Just after I asked Nikki Elek, a fourth-year acting student at the University of Regina and lead actress in the theatre department’s Schoolhouse, the first question of our interview, her phone went off.

But Elek is anything but a diva. Like everything else about Schoolhouse, she handled the dropped call like a pro.

“I memorized a lot of lines,” joked Elek, when asked how she prepared for playing her character. Elek continued to joke throughout the interview, a sure sign of her ability to bring Miss Linton, the young protagonist of Schoolhouse, to life.

“She’s 18 years old and just got out of college, and all she wanted to do her whole life was teach,” Elek saod. “So she gets to this schoolhouse and she’s, you know, she’s quite feisty, she’s a firecracker, she represents in a very static community [something new]… she’s very modern.” 

Linton is determined to turn a chaotic one-room country schoolhouse in the 1930s Canadian prairie she teaches in into a caring and compassionate environment.

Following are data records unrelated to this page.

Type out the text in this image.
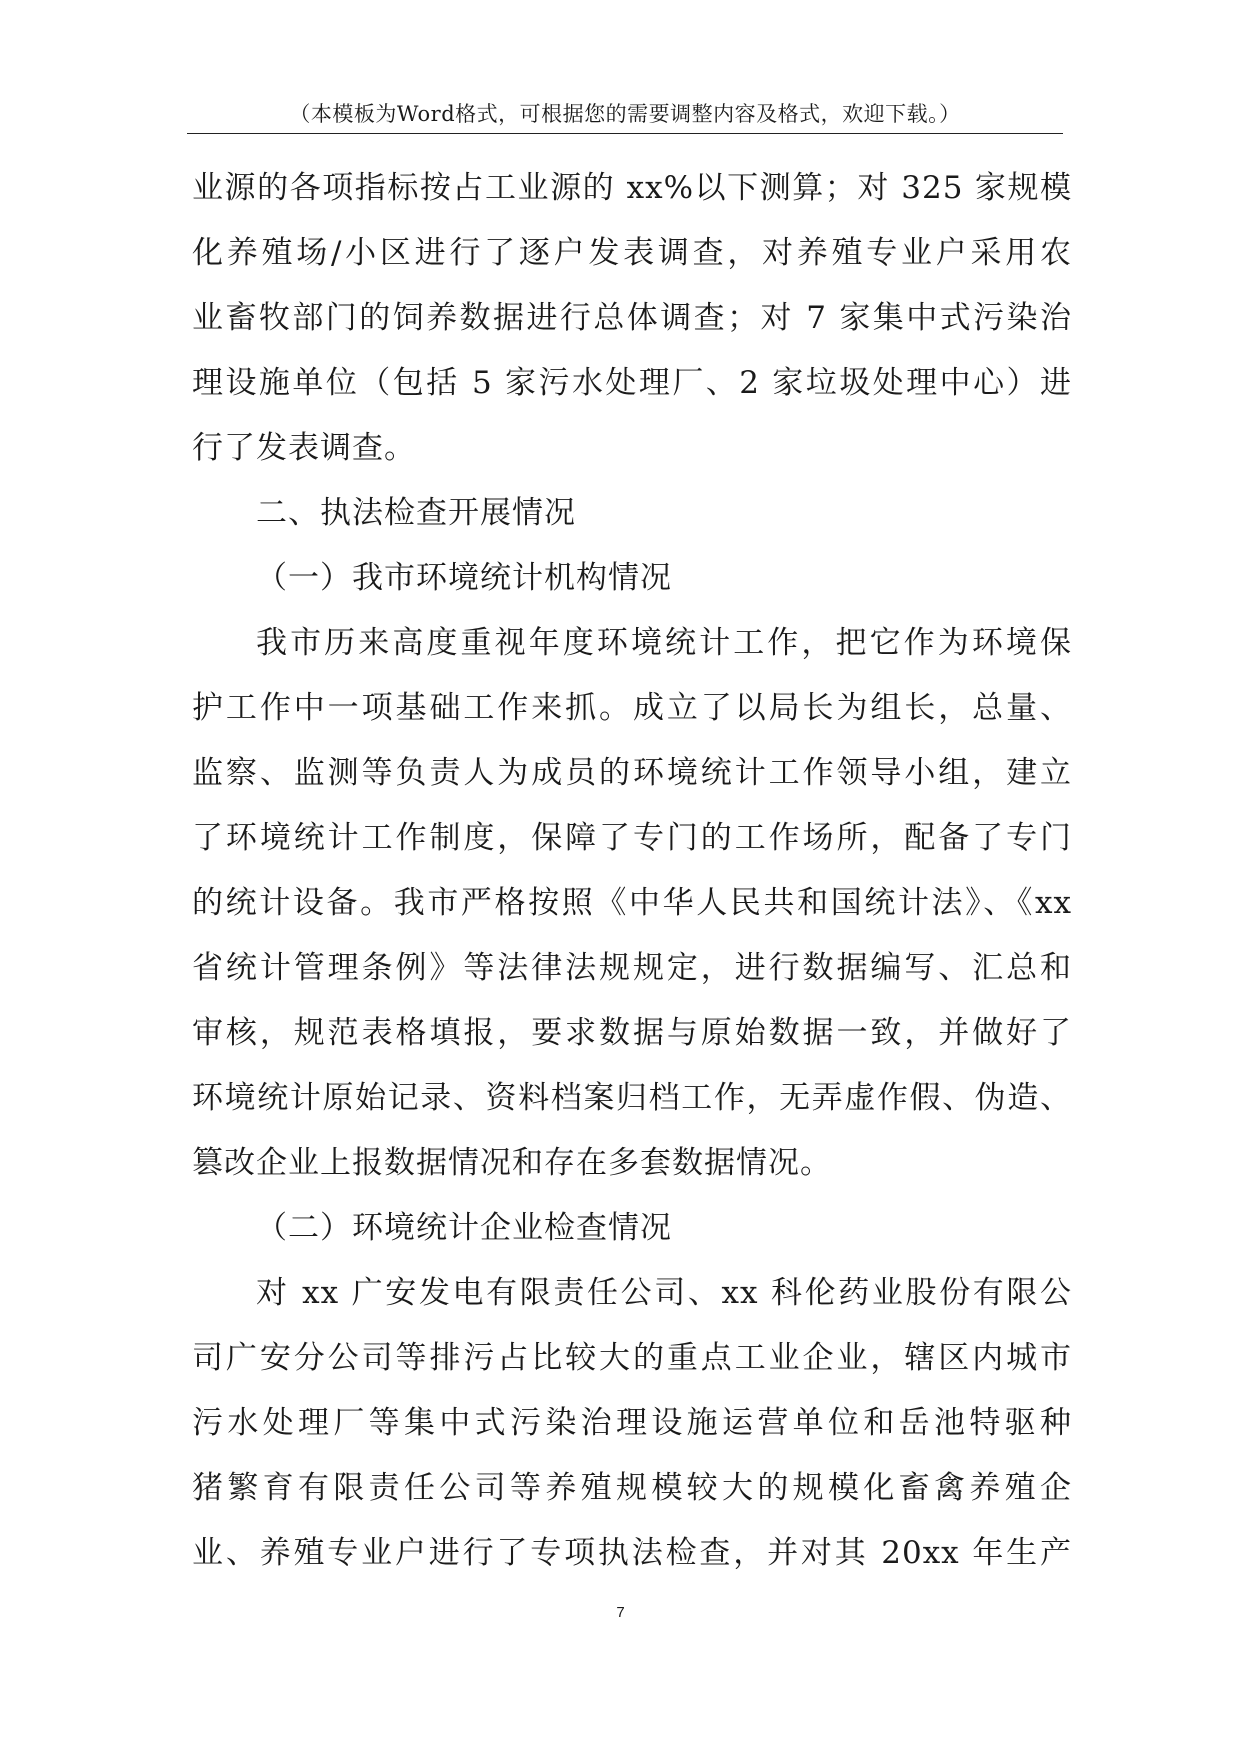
（本模板为Word格式，可根据您的需要调整内容及格式，欢迎下载。）
业源的各项指标按占工业源的 xx%以下测算；对 325 家规模
化养殖场/小区进行了逐户发表调查，对养殖专业户采用农
业畜牧部门的饲养数据进行总体调查；对 7 家集中式污染治
理设施单位（包括 5 家污水处理厂、2 家垃圾处理中心）进
行了发表调查。
二、执法检查开展情况
（一）我市环境统计机构情况
我市历来高度重视年度环境统计工作，把它作为环境保
护工作中一项基础工作来抓。成立了以局长为组长，总量、
监察、监测等负责人为成员的环境统计工作领导小组，建立
了环境统计工作制度，保障了专门的工作场所，配备了专门
的统计设备。我市严格按照《中华人民共和国统计法》、《xx
省统计管理条例》等法律法规规定，进行数据编写、汇总和
审核，规范表格填报，要求数据与原始数据一致，并做好了
环境统计原始记录、资料档案归档工作，无弄虚作假、伪造、
篡改企业上报数据情况和存在多套数据情况。
（二）环境统计企业检查情况
对 xx 广安发电有限责任公司、xx 科伦药业股份有限公
司广安分公司等排污占比较大的重点工业企业，辖区内城市
污水处理厂等集中式污染治理设施运营单位和岳池特驱种
猪繁育有限责任公司等养殖规模较大的规模化畜禽养殖企
业、养殖专业户进行了专项执法检查，并对其 20xx 年生产
7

Elek brought a lot of her past into her character, basing it off her second-grade teacher Miss Fargo.

“She kind of took the approach Miss Linton took, so I kind of drew from that,” Elek said. “Opposed to just looking at a board and just teaching in this way, she’s very artistic, she gets them to write in journals, she gets them to write fables, she keeps them busy so they don’t get into trouble. That’s kind of what my teacher did, so I drew from that.”

Schoolhouse’s themes are timeless, focusing primarily on what its like to be an outsider to a community.

“That’s basically what the play is about, just being different,” Elek said. “And like the norm is what we should be, and that’s right. And the whole play focuses on that’s not true.”

The play specifically deals with Miss Linton’s attempts to help a young boy from a reform school find his place in the school.

“We can offer insight into something that is actually being a huge issue in our world right now: bullying,” Elek said. “It’s not just entertainment – it’s entertaining, of course – but you’re taking something away from it as well.”

For Ashley Betteridge, a second-year stage management student and one of a team of three stage managers working on Schoolhouse, the play explores ways of teaching and dealing with bullying that are outside of what is considered the norm.

“It’s seeing how she works with the students,” Betteridge said. “And especially back in those days, punishment was the only way about it, but she’s more understanding,”

Elek echoes this sentiment, despite the fact that the setting of the play is a bit removed from present day

“You’re taking something that’s really specific, and it’s kind of like, ‘If they can do it, why can’t we?’ idea, right?” Elek said. “They had nothing, they didn’t have the technology, or really the education we had. So if this teacher can make it through something like saving this kid, why can’t someone in university be inspired to do the same thing?”